Nécessité d’un « revenue management »
Les conclusions de l’enquête concernant les prix et les promotions sont également très intéressantes : les deux parties ont des choses à dire à ce sujet. Le sujet brûlant est l’équilibre indispensable entre l’obligation de répercuter l’augmentation des coûts sur le prix de vente et la nécessité de maintenir des prix à la fois abordables pour le consommateur et compétitifs (face aux marques de distributeurs ou aux autres détaillants).
Au sein des deux groupes, une majorité des parties interrogées indiquent que les discussions actuelles nuisent à une collaboration constructive. Quoi qu’il en soit, il semble également nécessaire d’améliorer le revenue management : seuls 21 % des fournisseurs considèrent le partage d’informations et de conseils sur la fixation des prix comme une activité courante, alors qu’aucun retailer n’attribue une note élevée à la qualité de cette activité. La situation semble être légèrement meilleure pour les conseils en matière de promotions : 34 % des fournisseurs disent en donner régulièrement. Mais seul un retailer sur six s’avère en être satisfait.

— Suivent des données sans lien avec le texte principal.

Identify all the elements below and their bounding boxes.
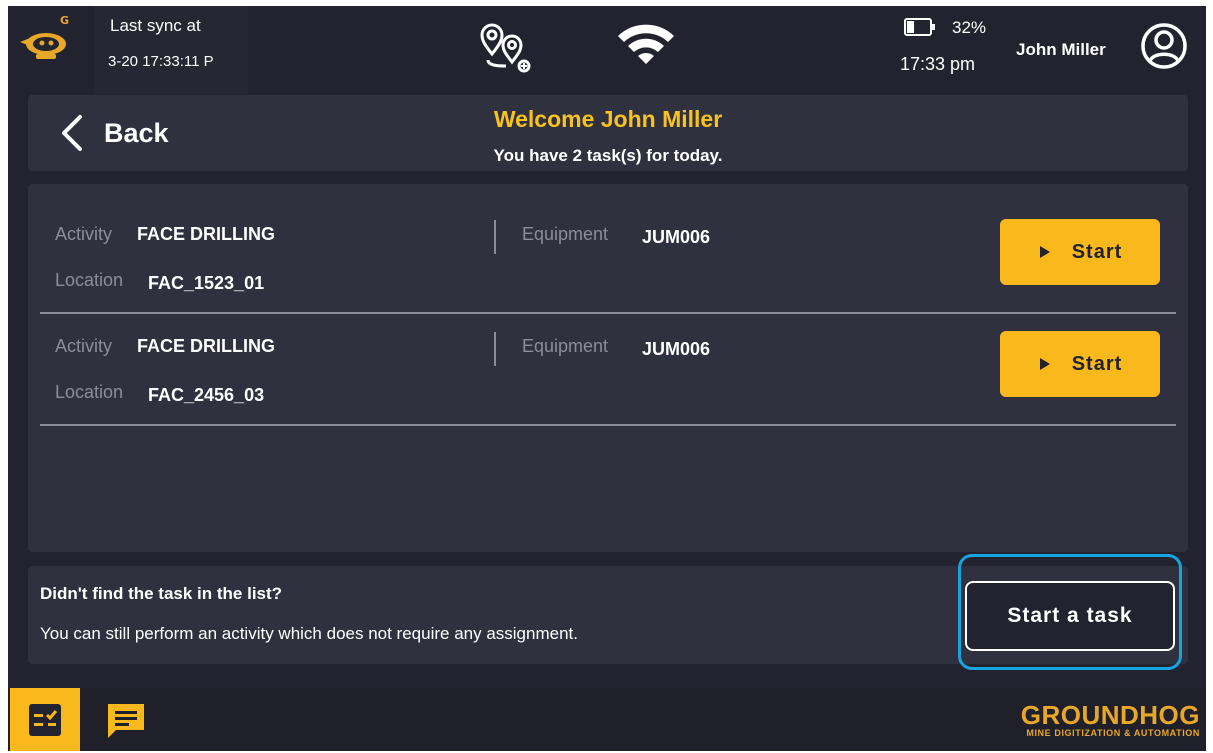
equipment-value: JUM006	[642, 339, 711, 359]
svg-text:G: G	[60, 14, 69, 27]
start-label: Start	[1071, 240, 1123, 263]
column-divider	[494, 332, 496, 366]
tasks-count-text: You have 2 task(s) for today.	[493, 146, 723, 165]
prompt-text: You can still perform an activity which …	[40, 624, 578, 643]
location-label: Location	[55, 270, 124, 290]
start-a-task-label: Start a task	[1007, 604, 1133, 627]
header-panel: Back Welcome John Miller You have 2 task…	[28, 95, 1188, 171]
status-bar: G Last sync at 3-20 17:33:11 P 32% 17:33…	[8, 6, 1206, 126]
location-label: Location	[55, 382, 124, 402]
bottom-nav: GROUNDHOG MINE DIGITIZATION & AUTOMATION	[8, 688, 1206, 751]
welcome-title: Welcome John Miller	[493, 106, 723, 132]
user-avatar-icon[interactable]	[1140, 22, 1188, 70]
battery-percentage: 32%	[952, 18, 987, 37]
task-list: Activity FACE DRILLING Location FAC_1523…	[28, 184, 1188, 552]
activity-value: FACE DRILLING	[137, 224, 275, 244]
sync-time: 3-20 17:33:11 P	[108, 53, 214, 70]
task-row: Activity FACE DRILLING Location FAC_1523…	[40, 202, 1176, 314]
wifi-icon	[618, 24, 674, 64]
start-button[interactable]: Start	[1000, 219, 1160, 285]
activity-label: Activity	[55, 336, 113, 356]
chat-icon[interactable]	[104, 700, 148, 740]
location-value: FAC_1523_01	[148, 273, 265, 293]
equipment-label: Equipment	[522, 336, 609, 356]
battery-icon	[904, 18, 935, 36]
user-name: John Miller	[1016, 40, 1106, 59]
start-button[interactable]: Start	[1000, 331, 1160, 397]
app-frame: G Last sync at 3-20 17:33:11 P 32% 17:33…	[8, 6, 1206, 751]
start-a-task-button[interactable]: Start a task	[965, 581, 1175, 651]
equipment-value: JUM006	[642, 227, 711, 247]
activity-label: Activity	[55, 224, 113, 244]
location-pins-icon[interactable]	[478, 20, 538, 74]
task-row: Activity FACE DRILLING Location FAC_2456…	[40, 314, 1176, 426]
start-label: Start	[1071, 352, 1123, 375]
play-icon	[1039, 358, 1050, 370]
nav-tasks-tab[interactable]	[10, 688, 80, 751]
sync-label: Last sync at	[110, 16, 201, 35]
column-divider	[494, 220, 496, 254]
brand-name: GROUNDHOG	[1020, 700, 1200, 730]
equipment-label: Equipment	[522, 224, 609, 244]
task-checklist-icon	[29, 703, 61, 736]
app-logo-icon: G	[20, 14, 69, 59]
activity-value: FACE DRILLING	[137, 336, 275, 356]
prompt-title: Didn't find the task in the list?	[40, 584, 283, 603]
location-value: FAC_2456_03	[148, 385, 265, 405]
brand-tagline: MINE DIGITIZATION & AUTOMATION	[1026, 728, 1200, 738]
play-icon	[1039, 246, 1050, 258]
brand-logo: GROUNDHOG MINE DIGITIZATION & AUTOMATION	[1021, 702, 1200, 738]
clock: 17:33 pm	[900, 54, 976, 74]
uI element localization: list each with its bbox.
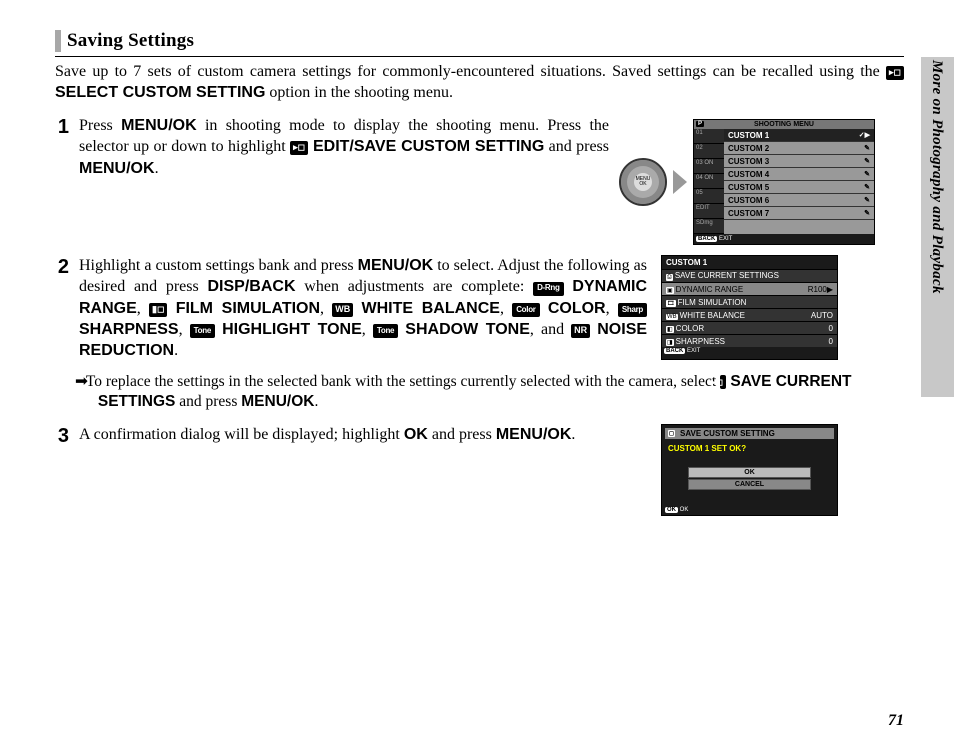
lcd-custom-settings: CUSTOM 1 ⎙SAVE CURRENT SETTINGS ▣DYNAMIC… <box>661 255 838 360</box>
page-number: 71 <box>888 712 904 730</box>
section-title: Saving Settings <box>55 30 904 52</box>
step-1-num: 1 <box>55 116 69 138</box>
film-icon: ▮◻ <box>149 303 167 317</box>
intro-c: option in the shooting menu. <box>265 84 453 101</box>
step-2-num: 2 <box>55 256 69 278</box>
intro-text: Save up to 7 sets of custom camera setti… <box>55 61 904 103</box>
save-current-icon: ▸◻ <box>720 375 726 389</box>
dpad-icon: MENU OK <box>619 158 667 206</box>
step-1-graphics: MENU OK PSHOOTING MENU 01 02 03 ON 04 ON… <box>619 119 875 245</box>
wb-icon: WB <box>332 303 353 317</box>
step-3-num: 3 <box>55 425 69 447</box>
lcd1-left-tabs: 01 02 03 ON 04 ON 05 EDIT SDmg <box>694 129 724 234</box>
lcd-shooting-menu: PSHOOTING MENU 01 02 03 ON 04 ON 05 EDIT… <box>693 119 875 245</box>
intro-b: SELECT CUSTOM SETTING <box>55 84 265 101</box>
step-3: 3 A confirmation dialog will be displaye… <box>55 424 904 516</box>
select-custom-icon: ▸◻ <box>886 66 904 80</box>
sharp-icon: Sharp <box>618 303 647 317</box>
side-chapter-title: More on Photography and Playback <box>928 60 945 294</box>
highlight-icon: Tone <box>190 324 215 338</box>
drng-icon: D-Rng <box>533 282 564 296</box>
nr-icon: NR <box>571 324 590 338</box>
step-2-note: ➡ To replace the settings in the selecte… <box>75 372 904 412</box>
lcd3-ok: OK <box>688 467 811 478</box>
lcd3-cancel: CANCEL <box>688 479 811 490</box>
step-1: 1 Press MENU/OK in shooting mode to disp… <box>55 115 904 245</box>
arrow-right-icon <box>673 170 687 194</box>
step-2: 2 Highlight a custom settings bank and p… <box>55 255 904 361</box>
color-icon: Color <box>512 303 539 317</box>
shadow-icon: Tone <box>373 324 398 338</box>
lcd1-rows: CUSTOM 1✓▶ CUSTOM 2✎ CUSTOM 3✎ CUSTOM 4✎… <box>724 129 874 234</box>
step-3-text: A confirmation dialog will be displayed;… <box>79 424 647 445</box>
page: More on Photography and Playback Saving … <box>0 0 954 748</box>
section-rule <box>55 56 904 57</box>
intro-a: Save up to 7 sets of custom camera setti… <box>55 63 886 80</box>
edit-save-icon: ▸◻ <box>290 141 308 155</box>
lcd-confirm-dialog: ◻SAVE CUSTOM SETTING CUSTOM 1 SET OK? OK… <box>661 424 838 516</box>
step-2-text: Highlight a custom settings bank and pre… <box>79 255 647 361</box>
step-1-text: Press MENU/OK in shooting mode to displa… <box>79 115 609 179</box>
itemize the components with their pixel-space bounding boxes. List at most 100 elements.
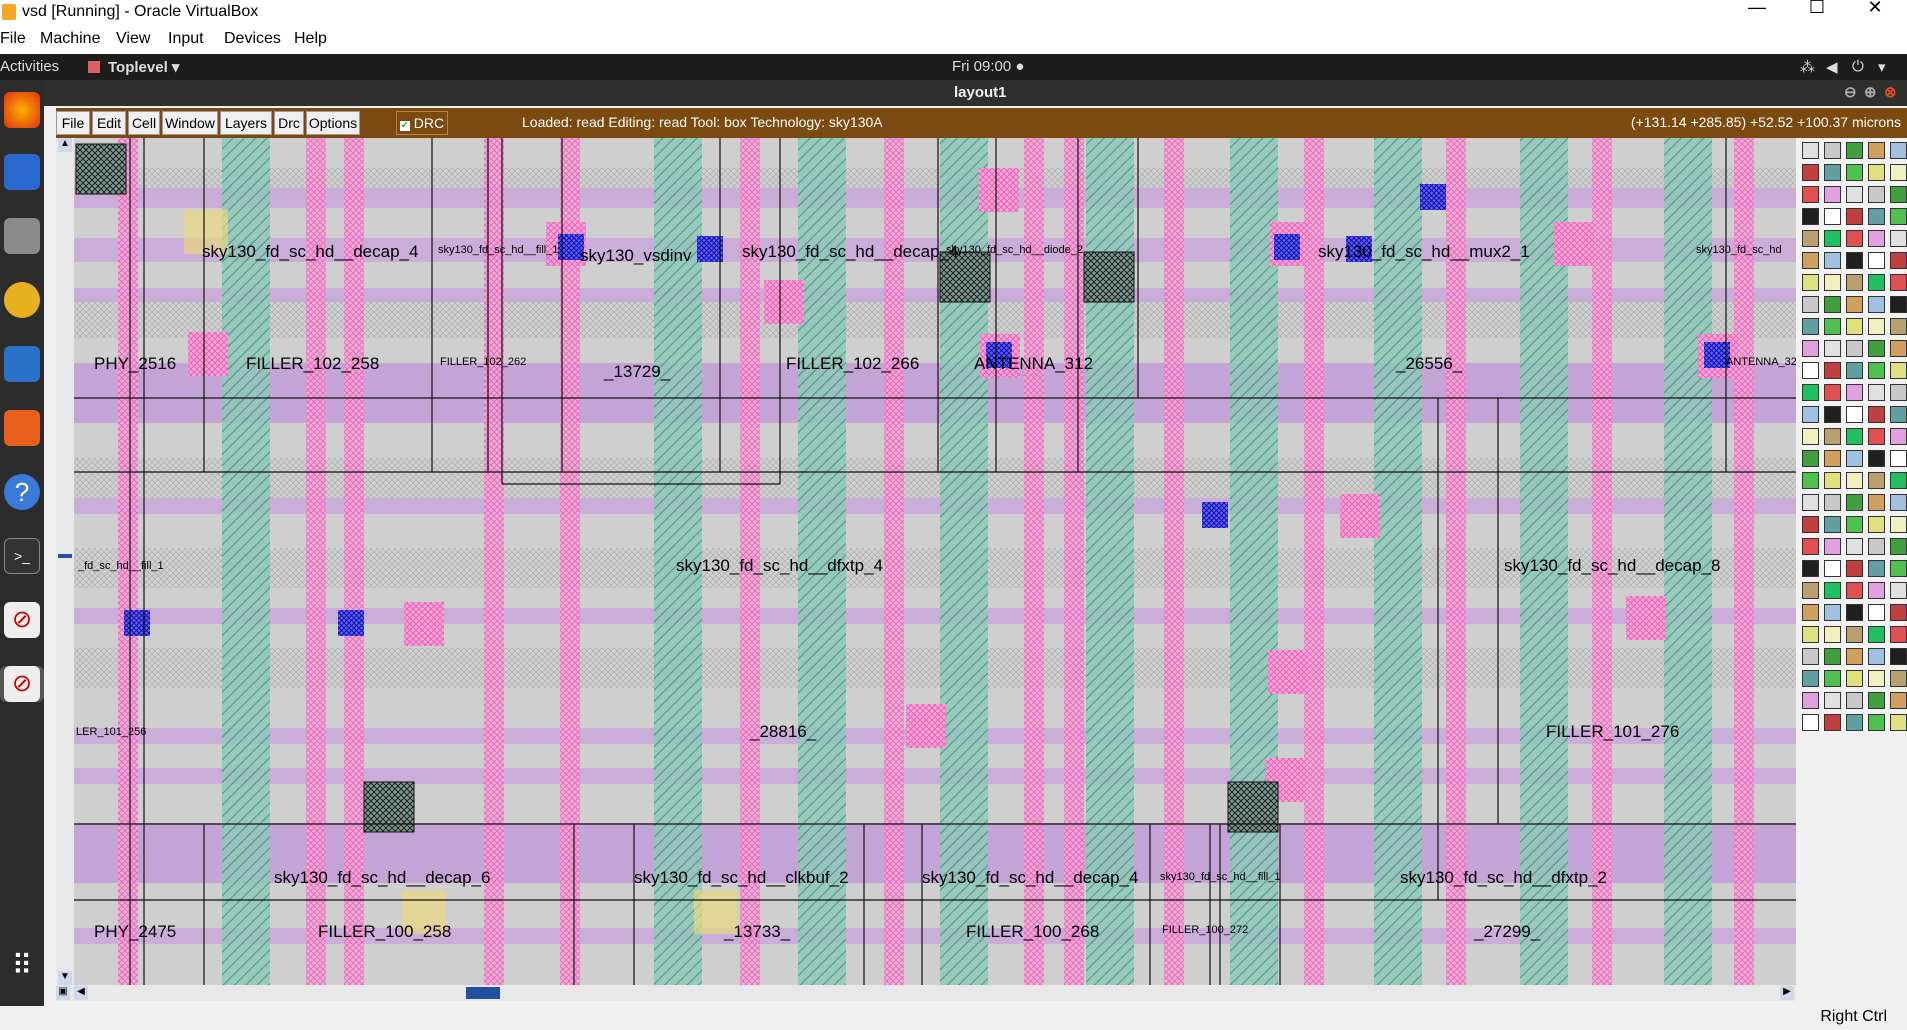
- layer-swatch[interactable]: [1868, 362, 1885, 379]
- layer-swatch[interactable]: [1824, 186, 1841, 203]
- layer-swatch[interactable]: [1824, 406, 1841, 423]
- magic-menu-window[interactable]: Window: [162, 111, 218, 135]
- layer-swatch[interactable]: [1890, 384, 1907, 401]
- layer-swatch[interactable]: [1890, 340, 1907, 357]
- layer-swatch[interactable]: [1824, 450, 1841, 467]
- menu-file[interactable]: File: [0, 30, 26, 48]
- layer-swatch[interactable]: [1802, 494, 1819, 511]
- layer-swatch[interactable]: [1846, 516, 1863, 533]
- layer-swatch[interactable]: [1890, 582, 1907, 599]
- layer-swatch[interactable]: [1868, 406, 1885, 423]
- rhythmbox-icon[interactable]: [4, 282, 40, 318]
- layer-swatch[interactable]: [1890, 362, 1907, 379]
- scroll-up-icon[interactable]: ▲: [58, 138, 72, 152]
- layer-swatch[interactable]: [1824, 472, 1841, 489]
- layer-swatch[interactable]: [1890, 318, 1907, 335]
- layer-swatch[interactable]: [1802, 362, 1819, 379]
- layer-swatch[interactable]: [1868, 472, 1885, 489]
- volume-icon[interactable]: ◀: [1826, 58, 1838, 76]
- layer-swatch[interactable]: [1868, 670, 1885, 687]
- magic-menu-edit[interactable]: Edit: [92, 111, 126, 135]
- layer-swatch[interactable]: [1846, 186, 1863, 203]
- layer-swatch[interactable]: [1890, 208, 1907, 225]
- layer-swatch[interactable]: [1868, 186, 1885, 203]
- layer-swatch[interactable]: [1802, 186, 1819, 203]
- layer-swatch[interactable]: [1824, 252, 1841, 269]
- layer-swatch[interactable]: [1846, 230, 1863, 247]
- layer-swatch[interactable]: [1846, 714, 1863, 731]
- layer-swatch[interactable]: [1868, 208, 1885, 225]
- layer-swatch[interactable]: [1802, 252, 1819, 269]
- layer-swatch[interactable]: [1846, 450, 1863, 467]
- network-icon[interactable]: ⁂: [1800, 58, 1815, 76]
- layer-swatch[interactable]: [1824, 692, 1841, 709]
- layer-swatch[interactable]: [1890, 560, 1907, 577]
- layer-swatch[interactable]: [1868, 516, 1885, 533]
- layer-swatch[interactable]: [1824, 384, 1841, 401]
- scroll-left-icon[interactable]: ◀: [74, 986, 88, 1000]
- layer-swatch[interactable]: [1868, 384, 1885, 401]
- layer-swatch[interactable]: [1890, 516, 1907, 533]
- layer-swatch[interactable]: [1890, 494, 1907, 511]
- horizontal-scrollbar[interactable]: ▣ ◀ ▶: [56, 985, 1796, 1001]
- layer-swatch[interactable]: [1824, 648, 1841, 665]
- layer-swatch[interactable]: [1846, 560, 1863, 577]
- layer-swatch[interactable]: [1802, 318, 1819, 335]
- chevron-down-icon[interactable]: ▾: [1878, 58, 1886, 76]
- layer-swatch[interactable]: [1846, 340, 1863, 357]
- layer-swatch[interactable]: [1868, 230, 1885, 247]
- layer-swatch[interactable]: [1824, 142, 1841, 159]
- layer-swatch[interactable]: [1824, 494, 1841, 511]
- layer-swatch[interactable]: [1846, 274, 1863, 291]
- layer-swatch[interactable]: [1890, 274, 1907, 291]
- layer-swatch[interactable]: [1824, 604, 1841, 621]
- layer-swatch[interactable]: [1846, 472, 1863, 489]
- layer-swatch[interactable]: [1802, 406, 1819, 423]
- layer-swatch[interactable]: [1890, 538, 1907, 555]
- layer-swatch[interactable]: [1824, 340, 1841, 357]
- layer-swatch[interactable]: [1846, 692, 1863, 709]
- layer-swatch[interactable]: [1846, 252, 1863, 269]
- layer-swatch[interactable]: [1868, 340, 1885, 357]
- layer-swatch[interactable]: [1802, 582, 1819, 599]
- layer-swatch[interactable]: [1802, 296, 1819, 313]
- layer-swatch[interactable]: [1890, 450, 1907, 467]
- layer-swatch[interactable]: [1802, 626, 1819, 643]
- layer-swatch[interactable]: [1802, 340, 1819, 357]
- layer-swatch[interactable]: [1846, 208, 1863, 225]
- layer-swatch[interactable]: [1868, 164, 1885, 181]
- layer-swatch[interactable]: [1846, 494, 1863, 511]
- layer-swatch[interactable]: [1846, 538, 1863, 555]
- thunderbird-icon[interactable]: [4, 154, 40, 190]
- menu-help[interactable]: Help: [294, 30, 327, 48]
- layer-swatch[interactable]: [1824, 560, 1841, 577]
- layer-swatch[interactable]: [1890, 604, 1907, 621]
- layer-swatch[interactable]: [1890, 670, 1907, 687]
- magic-menu-options[interactable]: Options: [306, 111, 360, 135]
- layer-swatch[interactable]: [1824, 670, 1841, 687]
- layer-swatch[interactable]: [1890, 230, 1907, 247]
- layer-swatch[interactable]: [1846, 296, 1863, 313]
- layer-swatch[interactable]: [1890, 472, 1907, 489]
- layer-swatch[interactable]: [1868, 142, 1885, 159]
- layer-swatch[interactable]: [1868, 692, 1885, 709]
- layer-swatch[interactable]: [1824, 582, 1841, 599]
- layer-swatch[interactable]: [1846, 164, 1863, 181]
- layer-swatch[interactable]: [1824, 296, 1841, 313]
- layer-swatch[interactable]: [1824, 230, 1841, 247]
- layer-swatch[interactable]: [1824, 516, 1841, 533]
- layer-swatch[interactable]: [1824, 274, 1841, 291]
- layer-swatch[interactable]: [1802, 384, 1819, 401]
- magic-maximize-button[interactable]: ⊕: [1864, 83, 1877, 101]
- firefox-icon[interactable]: [4, 92, 40, 128]
- apps-grid-icon[interactable]: ⠿: [4, 948, 40, 984]
- layer-swatch[interactable]: [1846, 582, 1863, 599]
- magic-menu-drc[interactable]: Drc: [274, 111, 304, 135]
- magic-menu-layers[interactable]: Layers: [220, 111, 272, 135]
- layer-swatch[interactable]: [1802, 538, 1819, 555]
- layer-swatch[interactable]: [1846, 428, 1863, 445]
- layer-swatch[interactable]: [1890, 296, 1907, 313]
- layer-swatch[interactable]: [1868, 494, 1885, 511]
- layer-swatch[interactable]: [1802, 428, 1819, 445]
- minimize-button[interactable]: —: [1730, 0, 1784, 28]
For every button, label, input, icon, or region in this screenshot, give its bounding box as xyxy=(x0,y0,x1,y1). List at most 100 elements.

Le commentaire suivant d’un fournisseur est significatif dans le contexte des promotions : « L’approche actuelle des promos n’est pas viable et nous coûte de l’argent. Il n’est plus possible de demander aux fournisseurs de financer la totalité des promotions. Nous devrions nous orienter vers un modèle de cofinancement afin que les promotions restent intéressantes pour les deux parties. »
Jumbo et Colruyt
Pour terminer, nous avons demandé aux fournisseurs d’évaluer l’ouverture des food-retailers en matière de category management et d’expertise. Jumbo est particulièrement demandeur de soutien en matière de category management. C’est plutôt logique : le nouveau venu ne connait pas encore suffisamment le marché belge et toute information est bonne à prendre. Kruidvat et Carrefour complètent le podium.
En termes d’expertise, le leader du marché Colruyt arrive en tête, suivi de Delhaize et Albert Heijn. Trois des six retailers ont également cité leurs fournisseurs favoris, mais en raison de la petite taille de l’échantillon, nous préférons ne pas publier cette information.